Earlier this month a reporter from ITV Wales’ current affairs programme Y Byd ar Bedwar spent a week patrolling the streets of Anglesey with officers from Kingdom Services group wearing covert filming equipment.
Anyone caught littering, breaking parking regulations or allowing their dog to foul in a public area are liable to be slapped with a £75 fine by the company’s enforcement officers. But the company has attracted criticism for using heavy-handed tactics across the four counties in north Wales they are responsible for policing.
The Undercover reporter witnessed one incident on Anglesey where a Kingdom officer followed a woman with two young children for ten minutes demanding that she accept a £75 fine.
Earlier the woman had been spotted removing her shoe in the street. The Kingdom officer claimed that a piece of the insole had dropped on the floor.
The officer only gave up the chase when the woman took sanctuary in a friend’s house – no fine was issued.
According to Y Byd ar Bedwar’s undercover reporter: “The lady just took her shoe off and emptied it. It could have been anything, a stone a leaf. I didn’t see it as being fair.
“We were in a car following her, watching her and she didn’t know we were doing that. I didn’t feel comfortable with that, I wasn’t comfortable at all.”
Kingdom, a private company based in Newton-le-Willows, have also been accused of putting pressure on staff to issue fines to increase their profit margins.
Although they deny that officers are under pressure to issue fines the journalist was told on several occasions by senior staff members that she was expected to issue at least four fines a day in order for the company to “break even”.
On her third day on the job the journalist is called into an office by a supervisor and told: “Nobody’s giving anybody targets… It’s one (ticket) every two hours…on a normal day? That’s not anything too strenuous”.
The Labour MP for Anglesey says he doesn't want to see this type of enforcement on the streets of north Wales.
The fact that they are willing to follow people to their homes and challenge them the whole way. It’s certainly something we don’t want to see on the streets of Britain, north Wales and definitely not on Anglesey.
Last week, Anglesey County Council announced that they were scrapping Kingdom’s Services once their trial period with the company comes to an end in May.

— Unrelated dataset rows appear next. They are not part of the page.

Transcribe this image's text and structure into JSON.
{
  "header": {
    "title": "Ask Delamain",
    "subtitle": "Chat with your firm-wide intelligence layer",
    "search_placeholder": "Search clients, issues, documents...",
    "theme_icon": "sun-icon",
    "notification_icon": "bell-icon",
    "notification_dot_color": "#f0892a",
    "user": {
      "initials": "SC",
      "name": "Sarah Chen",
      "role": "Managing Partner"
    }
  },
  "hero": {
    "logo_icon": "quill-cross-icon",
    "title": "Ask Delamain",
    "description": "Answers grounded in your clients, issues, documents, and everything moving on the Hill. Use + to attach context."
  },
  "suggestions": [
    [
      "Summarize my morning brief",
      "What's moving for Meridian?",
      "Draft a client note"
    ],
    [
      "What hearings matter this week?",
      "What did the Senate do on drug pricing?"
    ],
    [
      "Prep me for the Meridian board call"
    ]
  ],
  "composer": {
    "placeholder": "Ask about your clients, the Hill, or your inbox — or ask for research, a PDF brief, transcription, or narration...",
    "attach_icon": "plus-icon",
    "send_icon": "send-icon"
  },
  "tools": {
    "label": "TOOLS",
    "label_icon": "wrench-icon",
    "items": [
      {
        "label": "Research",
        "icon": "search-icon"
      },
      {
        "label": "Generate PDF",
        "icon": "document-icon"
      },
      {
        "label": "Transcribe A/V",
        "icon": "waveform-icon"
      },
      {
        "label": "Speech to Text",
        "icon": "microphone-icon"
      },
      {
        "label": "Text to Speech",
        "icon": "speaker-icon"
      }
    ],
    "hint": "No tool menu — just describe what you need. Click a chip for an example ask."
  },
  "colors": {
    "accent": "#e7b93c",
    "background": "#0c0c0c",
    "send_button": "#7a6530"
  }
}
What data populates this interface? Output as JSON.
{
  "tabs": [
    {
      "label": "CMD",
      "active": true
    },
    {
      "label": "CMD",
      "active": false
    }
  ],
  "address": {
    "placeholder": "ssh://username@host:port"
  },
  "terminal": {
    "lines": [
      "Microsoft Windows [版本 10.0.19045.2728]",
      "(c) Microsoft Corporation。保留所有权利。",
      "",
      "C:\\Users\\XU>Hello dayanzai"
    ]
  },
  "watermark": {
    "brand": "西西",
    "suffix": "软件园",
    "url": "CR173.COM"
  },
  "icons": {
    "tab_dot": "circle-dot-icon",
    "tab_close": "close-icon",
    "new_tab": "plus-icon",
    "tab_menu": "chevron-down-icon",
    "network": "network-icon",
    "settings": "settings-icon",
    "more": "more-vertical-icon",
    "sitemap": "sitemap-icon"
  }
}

A spokesman for the local authority said: “Our agreement with Kingdom came to an end by mutual agreement.”
“Without a doubt the trial period with the company has been a success and the partnership with Kingdom has lifted the profile of our ongoing work to keep the streets of Anglesey clean”.
Kingdom Services Group confirmed that they had brought the partnership with Anglesey to an end for commercial reasons.
They responded to the programme by saying:
Kingdom are a privately owned company who provide excellent value to the taxpayer through the return of substantial funds to the local authority.
The company reject any accusation that officers are heavy handed or issue fines for trivial issues. They said, fines are only issued when “proportionate and appropriate”.